Pelo texto, chamado de Projeto de Lei para Revitalização dos Jornais, as empresas jornalísticas poderiam solicitar seu enquadramento em um regime fiscal semelhante ao de uma entidade educacional. Nos Estados Unidos, isso ocorre com as emissoras de rádio e TV públicas. Além de a receita com publicidade e circulação ser isenta de impostos, qualquer entidade que fizesse uma doação a um jornal poderia abatê-la do Imposto de Renda.
Em contrapartida, os jornais não poderiam apoiar causas políticas: teriam de se ater a divulgar fatos, incluindo campanhas de candidatos. Nos EUA, é normal os jornais declararem seu apoio a um determinado candidato ou causa.
Cardin defendeu sua proposta em artigo publicado ontem no jornal The Washington Post, afirmando que os EUA ‘dependem de uma imprensa livre e aberta’. O projeto de lei, explicou, visa aos jornais locais, pequenos, não aos grandes conglomerados de mídia. E que foi motivado pelo fato de alguns jornais terem suspendido sua circulação impressa, fechando as portas de vez ou mantendo só o site, como Rocky Mountain News e San Francisco Chronicle.
Além disso, nos últimos meses dois grupos pediram falência pelo Capítulo 11 da legislação americana (semelhante à concordata no Brasil): o Tribune Co. e o Sun-Times Media.
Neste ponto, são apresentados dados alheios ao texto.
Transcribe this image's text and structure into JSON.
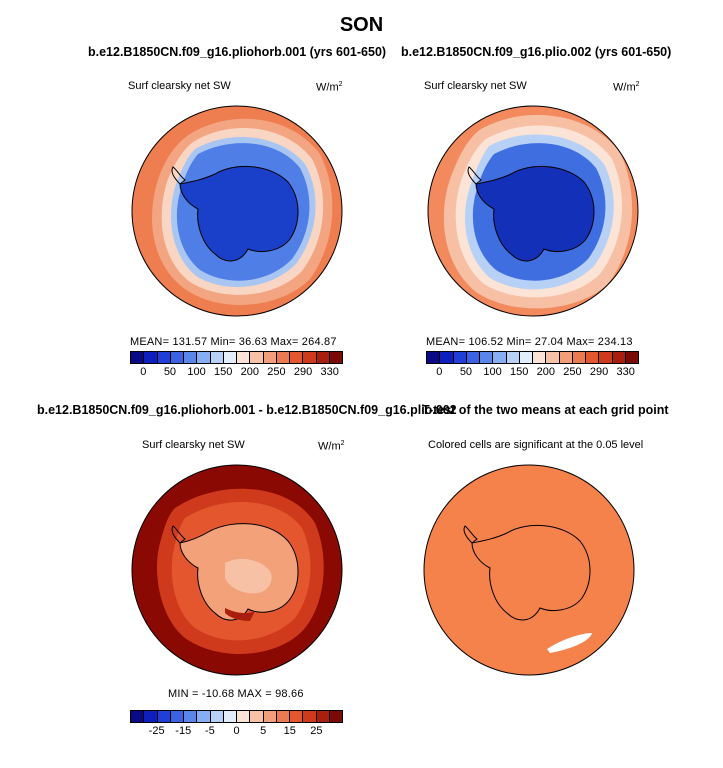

A imprensa, disse o senador, é essencial para a democracia: ‘Como podemos esquecer o papel que os jornais tiveram na revelação dos escândalos Watergate e Enron, ou nos bônus da AIG?’. Cardin lembrou ainda que outras fontes de notícias, como o site Google News, TVs e blogs de comentaristas, usam material obtido ‘com o trabalho custoso de repórteres experientes de jornais’.
Ele ressaltou que a transformação em entidade sem fins lucrativos não interessaria a grandes conglomerados. E deixou claro que a proposta não envolve dinheiro do contribuinte, diferentemente dos socorros a bancos e montadoras.
A proposta do senador Cardin, no entanto, não foi recebida com unanimidade. O editor da revista Fortune, Richard Siklos, afirmou que até o nome do projeto de lei parece orwelliano.
Ele lembra que já existem modelos híbridos, como a National Geographic Society – que tem uma revista e um canal de TV a cabo – e o Instituto Smithsoniano.
Silkins cita também projetos sem fins lucrativos de apoio ao jornalismo investigativo, como o ProPublica e o criado mês passado pelo jornal online The Huffington Post.
Já Rick Edmonds, analista de mídia da escola de jornalismo Poynter Institute, na Flórida, afirmou não estar certo da necessidade de apelar a medidas desesperadas como pedir ajuda ao governo. ‘O que o governo dá, o governo pode e vai ameaçar retirar’. Mas, mesmo não sendo a favor do projeto de lei de Cardin, disse acreditar que este é o momento para discutir propostas em benefício dos jornais. Uma delas, explicou, seria o relaxamento da regulação antitruste.